After announcing a disappointing closure of a Ugandan subsidiary in October, Binance – the world’s largest cryptocurrency exchange – published a blog post yesterday indicating that another initiative, Binance P2P, is making strong strides in the world’s second largest continent.
The post titled “P2P Merchants: Facilitating Free Money in Africa” highlighted the growth of the peer-to-peer trading program in the region over the year. In particular, Binance P2P was found to have processed a total of $ 280 million in local African currency equivalent since March, when the program introduced reporting for the Nigerian Naira (NGN).
Binance also claims that the program enables local traders in Nigeria, Kenya, South Africa, Egypt and Morocco to “earn between $ 30 and $ 350 a day” buying cryptocurrencies and selling them to their counterparts using local fiat currencies. In a separate post, Binance also points out that Binance P2P makes it easy to conduct your own crypto trading process.
This update follows on from comments in May by Binance CEO Changpeng “CZ” Zhao, in which CZ described Africa as an “untapped market” that presents both significant opportunities and unique challenges.

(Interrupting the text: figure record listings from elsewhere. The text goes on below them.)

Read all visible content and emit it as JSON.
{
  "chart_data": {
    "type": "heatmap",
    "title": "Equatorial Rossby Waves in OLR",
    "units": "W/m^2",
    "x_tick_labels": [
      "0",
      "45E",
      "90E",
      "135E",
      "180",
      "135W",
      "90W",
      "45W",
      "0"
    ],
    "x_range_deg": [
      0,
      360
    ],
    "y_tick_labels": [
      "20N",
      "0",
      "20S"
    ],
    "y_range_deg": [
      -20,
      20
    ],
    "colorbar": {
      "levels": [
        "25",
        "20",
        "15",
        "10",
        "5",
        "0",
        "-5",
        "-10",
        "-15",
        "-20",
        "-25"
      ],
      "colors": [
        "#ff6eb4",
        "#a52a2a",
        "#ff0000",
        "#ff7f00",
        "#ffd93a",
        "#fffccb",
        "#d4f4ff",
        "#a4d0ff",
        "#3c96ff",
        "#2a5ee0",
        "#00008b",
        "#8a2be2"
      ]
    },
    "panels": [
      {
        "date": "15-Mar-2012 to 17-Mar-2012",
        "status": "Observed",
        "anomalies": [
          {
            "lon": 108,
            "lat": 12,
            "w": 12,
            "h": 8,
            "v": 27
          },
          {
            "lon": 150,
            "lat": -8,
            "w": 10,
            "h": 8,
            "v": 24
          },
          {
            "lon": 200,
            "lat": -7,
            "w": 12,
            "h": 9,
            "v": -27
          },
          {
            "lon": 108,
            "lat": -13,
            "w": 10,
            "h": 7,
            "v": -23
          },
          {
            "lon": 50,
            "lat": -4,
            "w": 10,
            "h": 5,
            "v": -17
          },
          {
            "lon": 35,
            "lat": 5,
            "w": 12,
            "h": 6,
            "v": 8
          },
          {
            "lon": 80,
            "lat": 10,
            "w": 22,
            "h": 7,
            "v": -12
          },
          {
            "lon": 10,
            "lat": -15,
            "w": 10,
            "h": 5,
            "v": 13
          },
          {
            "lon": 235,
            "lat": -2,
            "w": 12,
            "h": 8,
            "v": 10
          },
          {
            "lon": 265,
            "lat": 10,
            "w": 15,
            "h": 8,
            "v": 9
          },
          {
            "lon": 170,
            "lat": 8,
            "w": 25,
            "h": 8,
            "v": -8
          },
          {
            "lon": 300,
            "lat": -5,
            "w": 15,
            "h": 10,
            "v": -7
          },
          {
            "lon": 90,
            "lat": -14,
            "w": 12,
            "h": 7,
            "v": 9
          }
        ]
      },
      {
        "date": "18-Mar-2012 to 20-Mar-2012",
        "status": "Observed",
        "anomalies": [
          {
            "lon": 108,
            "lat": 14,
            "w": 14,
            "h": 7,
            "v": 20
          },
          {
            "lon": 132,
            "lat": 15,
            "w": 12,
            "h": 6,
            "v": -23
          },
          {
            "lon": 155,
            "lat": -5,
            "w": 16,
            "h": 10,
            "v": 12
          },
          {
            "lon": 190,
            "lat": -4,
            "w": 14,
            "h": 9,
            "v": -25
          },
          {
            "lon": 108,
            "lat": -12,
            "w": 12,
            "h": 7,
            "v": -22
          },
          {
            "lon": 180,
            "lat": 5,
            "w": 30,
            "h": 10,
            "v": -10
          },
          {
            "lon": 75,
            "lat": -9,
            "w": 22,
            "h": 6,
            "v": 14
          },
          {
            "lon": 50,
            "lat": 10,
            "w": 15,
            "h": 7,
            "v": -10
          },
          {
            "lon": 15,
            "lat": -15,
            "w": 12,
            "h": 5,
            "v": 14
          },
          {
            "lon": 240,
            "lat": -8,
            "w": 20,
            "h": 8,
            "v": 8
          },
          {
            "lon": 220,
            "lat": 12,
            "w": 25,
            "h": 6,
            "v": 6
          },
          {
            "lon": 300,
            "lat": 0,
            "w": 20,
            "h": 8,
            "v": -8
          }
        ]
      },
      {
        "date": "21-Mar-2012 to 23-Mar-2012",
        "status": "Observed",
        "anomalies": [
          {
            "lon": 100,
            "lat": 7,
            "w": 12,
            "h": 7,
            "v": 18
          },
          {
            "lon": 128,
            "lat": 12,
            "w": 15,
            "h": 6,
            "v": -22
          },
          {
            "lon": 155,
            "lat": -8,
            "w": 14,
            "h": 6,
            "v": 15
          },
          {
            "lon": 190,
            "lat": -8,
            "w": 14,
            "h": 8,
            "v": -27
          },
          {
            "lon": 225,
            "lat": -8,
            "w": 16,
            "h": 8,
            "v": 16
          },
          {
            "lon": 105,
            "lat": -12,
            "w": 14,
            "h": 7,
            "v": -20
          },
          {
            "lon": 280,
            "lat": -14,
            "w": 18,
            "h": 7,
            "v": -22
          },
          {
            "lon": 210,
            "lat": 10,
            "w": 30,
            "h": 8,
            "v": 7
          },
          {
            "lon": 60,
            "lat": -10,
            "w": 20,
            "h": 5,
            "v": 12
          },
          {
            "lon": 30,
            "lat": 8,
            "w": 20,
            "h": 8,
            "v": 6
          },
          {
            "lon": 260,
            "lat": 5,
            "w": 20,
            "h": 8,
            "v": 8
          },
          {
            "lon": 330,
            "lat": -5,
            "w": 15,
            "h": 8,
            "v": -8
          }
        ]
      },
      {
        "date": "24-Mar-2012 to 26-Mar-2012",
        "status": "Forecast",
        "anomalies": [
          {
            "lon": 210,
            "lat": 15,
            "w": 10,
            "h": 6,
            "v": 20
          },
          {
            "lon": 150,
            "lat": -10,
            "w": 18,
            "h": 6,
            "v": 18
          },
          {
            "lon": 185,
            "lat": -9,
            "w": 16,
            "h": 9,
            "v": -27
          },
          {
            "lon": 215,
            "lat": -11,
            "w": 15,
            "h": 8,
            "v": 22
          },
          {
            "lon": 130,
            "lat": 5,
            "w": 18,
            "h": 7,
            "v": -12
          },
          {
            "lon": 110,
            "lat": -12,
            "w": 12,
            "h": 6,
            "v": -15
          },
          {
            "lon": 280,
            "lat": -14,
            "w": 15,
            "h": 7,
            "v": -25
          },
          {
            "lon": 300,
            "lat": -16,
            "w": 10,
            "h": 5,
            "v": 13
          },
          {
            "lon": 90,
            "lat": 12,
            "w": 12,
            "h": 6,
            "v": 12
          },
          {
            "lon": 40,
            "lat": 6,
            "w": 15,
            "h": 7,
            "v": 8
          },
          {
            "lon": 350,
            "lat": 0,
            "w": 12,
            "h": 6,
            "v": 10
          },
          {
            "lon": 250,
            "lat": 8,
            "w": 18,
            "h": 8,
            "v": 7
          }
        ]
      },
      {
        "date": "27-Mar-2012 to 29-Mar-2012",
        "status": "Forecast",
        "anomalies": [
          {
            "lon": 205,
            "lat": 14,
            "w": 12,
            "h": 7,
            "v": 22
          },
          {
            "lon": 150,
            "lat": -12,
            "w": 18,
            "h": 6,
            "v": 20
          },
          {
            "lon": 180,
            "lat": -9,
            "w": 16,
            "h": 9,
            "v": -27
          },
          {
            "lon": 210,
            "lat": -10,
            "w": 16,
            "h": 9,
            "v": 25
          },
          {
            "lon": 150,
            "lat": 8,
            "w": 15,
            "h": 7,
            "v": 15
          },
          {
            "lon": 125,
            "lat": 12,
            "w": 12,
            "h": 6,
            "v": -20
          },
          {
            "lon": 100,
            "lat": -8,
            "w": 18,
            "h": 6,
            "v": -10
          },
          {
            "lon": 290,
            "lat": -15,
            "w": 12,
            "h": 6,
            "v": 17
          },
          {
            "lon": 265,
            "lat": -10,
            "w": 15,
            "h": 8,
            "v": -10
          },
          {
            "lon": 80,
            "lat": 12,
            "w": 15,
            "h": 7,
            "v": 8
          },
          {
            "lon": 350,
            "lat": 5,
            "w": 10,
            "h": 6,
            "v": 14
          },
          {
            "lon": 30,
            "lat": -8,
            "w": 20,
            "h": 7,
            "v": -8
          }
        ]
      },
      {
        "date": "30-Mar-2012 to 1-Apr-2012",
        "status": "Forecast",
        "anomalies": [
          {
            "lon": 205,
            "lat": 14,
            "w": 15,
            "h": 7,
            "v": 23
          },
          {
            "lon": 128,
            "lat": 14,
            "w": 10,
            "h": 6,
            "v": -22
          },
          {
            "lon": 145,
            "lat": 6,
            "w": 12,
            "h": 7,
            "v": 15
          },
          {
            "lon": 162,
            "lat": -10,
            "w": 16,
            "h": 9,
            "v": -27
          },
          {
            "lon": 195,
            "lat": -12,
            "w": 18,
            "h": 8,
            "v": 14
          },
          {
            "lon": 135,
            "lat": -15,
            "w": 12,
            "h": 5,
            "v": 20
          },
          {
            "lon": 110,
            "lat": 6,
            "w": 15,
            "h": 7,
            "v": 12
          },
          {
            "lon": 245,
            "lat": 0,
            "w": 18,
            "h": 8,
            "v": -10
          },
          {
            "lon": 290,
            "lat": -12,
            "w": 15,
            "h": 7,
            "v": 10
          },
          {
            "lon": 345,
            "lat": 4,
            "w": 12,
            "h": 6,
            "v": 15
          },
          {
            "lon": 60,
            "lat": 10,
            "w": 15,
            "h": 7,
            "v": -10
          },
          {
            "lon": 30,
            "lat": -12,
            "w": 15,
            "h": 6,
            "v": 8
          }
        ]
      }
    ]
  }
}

“We see the entire African market as a really important market,” he said. “I don’t think that it is currently very easy to buy cryptocurrencies in Africa as a whole. That’s why we want to help improve this situation.”
In a July interview with Cointelegraph, Chris Maurice, CEO of Nigeria-based exchange Yellow Card, offered a different view than CZ, noting that growth is going well:
“In terms of the crypto scene and everything, things are growing very quickly, really across the continent, particularly Nigeria, South Africa, Ghana and Kenya,” Maurice said.
In addition, data suggests that usage is increasing in Africa. Research firm Chainalysis released a report in September indicating that low-value crypto transfers across the continent were up over 50% year over year.
This is a particularly promising development as cryptocurrencies can greatly improve cross-border exchanges and settlement across the continent.